Director/choreographer Susan Stroman just keeps getting better! Her work on Big Fish means that this new musical is very rarely less than thoroughly engaging, and is often maginifcently entertaining. Big Fish centers on Edward Bloom (another tour de force performance from Norbert Leo Butz), a Southern traveling salesman who loves telling tall tales – all which seem to have at least a grain of truth about them. But his son Will, about to have a child of his own, really wants to know how true they are.
The underlying story is gripping, and Stroman tells it masterfully. You know you’re in for a wild ride from the first big number “Be the Hero”, but even that doesn’t prepare you for a sequence called “The Witch” which combines projections (Benajmin Pearcy for 59 Productions), costumes (William Ivey Long) and set (Julian Crouch) with Stroman’s choreography in truly innovative ways. But what makes this sequence truly remarkable is that it actually tells the story exceptionally well. This is not gratuitous spectacle, but spectacle thoughtfully used in the service of a story about magic and wonder.
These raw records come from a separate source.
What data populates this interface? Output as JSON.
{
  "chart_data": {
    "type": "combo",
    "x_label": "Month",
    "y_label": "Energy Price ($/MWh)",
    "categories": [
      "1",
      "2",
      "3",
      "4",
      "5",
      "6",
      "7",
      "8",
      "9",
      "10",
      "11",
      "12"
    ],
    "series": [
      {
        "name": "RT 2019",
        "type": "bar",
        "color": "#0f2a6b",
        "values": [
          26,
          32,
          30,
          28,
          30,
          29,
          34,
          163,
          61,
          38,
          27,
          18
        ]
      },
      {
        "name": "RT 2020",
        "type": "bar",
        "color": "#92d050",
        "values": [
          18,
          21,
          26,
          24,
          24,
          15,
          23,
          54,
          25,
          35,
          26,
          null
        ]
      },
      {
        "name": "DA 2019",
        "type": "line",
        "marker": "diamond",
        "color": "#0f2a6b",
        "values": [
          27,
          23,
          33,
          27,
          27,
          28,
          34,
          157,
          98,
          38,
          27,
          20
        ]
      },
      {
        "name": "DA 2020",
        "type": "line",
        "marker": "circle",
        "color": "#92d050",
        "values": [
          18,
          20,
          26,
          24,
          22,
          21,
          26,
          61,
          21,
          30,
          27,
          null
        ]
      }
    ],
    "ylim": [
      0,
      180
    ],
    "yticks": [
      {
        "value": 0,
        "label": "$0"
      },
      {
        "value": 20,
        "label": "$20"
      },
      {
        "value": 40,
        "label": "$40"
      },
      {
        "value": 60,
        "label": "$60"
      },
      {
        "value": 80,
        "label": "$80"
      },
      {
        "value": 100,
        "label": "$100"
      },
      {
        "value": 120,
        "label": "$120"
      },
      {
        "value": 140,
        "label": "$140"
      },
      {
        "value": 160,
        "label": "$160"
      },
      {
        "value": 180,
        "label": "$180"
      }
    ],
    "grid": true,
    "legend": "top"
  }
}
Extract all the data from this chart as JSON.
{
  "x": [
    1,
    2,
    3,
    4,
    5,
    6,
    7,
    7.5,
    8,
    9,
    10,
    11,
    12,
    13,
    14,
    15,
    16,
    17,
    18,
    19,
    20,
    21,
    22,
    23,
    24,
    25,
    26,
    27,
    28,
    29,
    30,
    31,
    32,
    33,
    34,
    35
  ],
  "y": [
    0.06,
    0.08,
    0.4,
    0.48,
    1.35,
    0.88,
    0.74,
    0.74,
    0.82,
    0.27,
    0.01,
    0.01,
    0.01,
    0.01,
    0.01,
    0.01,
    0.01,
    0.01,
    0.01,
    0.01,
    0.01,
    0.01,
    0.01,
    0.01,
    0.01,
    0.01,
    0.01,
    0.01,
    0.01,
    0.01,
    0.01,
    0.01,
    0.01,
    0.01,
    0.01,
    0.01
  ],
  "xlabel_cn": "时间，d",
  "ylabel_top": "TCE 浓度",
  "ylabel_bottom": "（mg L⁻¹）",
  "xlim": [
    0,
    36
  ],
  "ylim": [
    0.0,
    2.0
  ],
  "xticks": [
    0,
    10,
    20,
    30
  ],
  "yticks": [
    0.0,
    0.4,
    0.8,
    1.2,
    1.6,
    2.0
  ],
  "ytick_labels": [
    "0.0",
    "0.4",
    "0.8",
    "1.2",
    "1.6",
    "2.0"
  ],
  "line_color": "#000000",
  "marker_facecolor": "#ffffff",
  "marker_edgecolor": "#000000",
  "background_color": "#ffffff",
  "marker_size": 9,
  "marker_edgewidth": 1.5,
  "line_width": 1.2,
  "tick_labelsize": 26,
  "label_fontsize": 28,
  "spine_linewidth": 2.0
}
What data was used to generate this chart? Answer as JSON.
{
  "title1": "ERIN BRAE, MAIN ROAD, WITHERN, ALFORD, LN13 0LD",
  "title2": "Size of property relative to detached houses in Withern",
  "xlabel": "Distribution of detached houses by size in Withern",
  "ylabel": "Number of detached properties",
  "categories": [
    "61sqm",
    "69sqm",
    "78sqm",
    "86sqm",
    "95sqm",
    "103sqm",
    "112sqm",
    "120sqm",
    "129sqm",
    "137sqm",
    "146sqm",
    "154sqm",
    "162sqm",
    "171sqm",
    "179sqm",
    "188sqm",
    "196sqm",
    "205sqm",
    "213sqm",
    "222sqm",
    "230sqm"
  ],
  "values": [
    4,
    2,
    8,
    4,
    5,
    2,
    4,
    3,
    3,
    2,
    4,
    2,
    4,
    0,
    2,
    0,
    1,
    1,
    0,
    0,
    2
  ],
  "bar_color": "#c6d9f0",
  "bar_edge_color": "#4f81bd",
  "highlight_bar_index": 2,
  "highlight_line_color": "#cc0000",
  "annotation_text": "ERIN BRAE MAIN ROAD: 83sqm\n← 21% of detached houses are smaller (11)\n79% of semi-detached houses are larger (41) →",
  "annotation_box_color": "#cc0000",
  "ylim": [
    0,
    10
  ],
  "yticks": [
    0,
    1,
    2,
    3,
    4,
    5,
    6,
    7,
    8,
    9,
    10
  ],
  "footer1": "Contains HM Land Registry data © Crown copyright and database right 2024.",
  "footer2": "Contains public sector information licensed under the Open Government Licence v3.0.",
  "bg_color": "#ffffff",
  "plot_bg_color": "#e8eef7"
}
Andrew Lippa delivers his best score to date, including lovely charm numbers like “Little Lamb from Alabama” and the gripping 11 o’clock number “How It Ends”, which Butz knocks out of the ballpark. However, Lippa still isn’t quite living up to the level of art of his collaborators, and it shows. For example, he just barely saves the saccharine ballad “I Don’t Need A Roof” with its emotionally raw final verse. Perhaps the best that can be said is that the score doesn’t get in the way. Much.
Big Fish is the season’s first really large-scale musical. While not perfect, for most of its running time it’s pretty satisfying in the way one expects from such shows. As such I recommend it, just not with my very highest recommendation.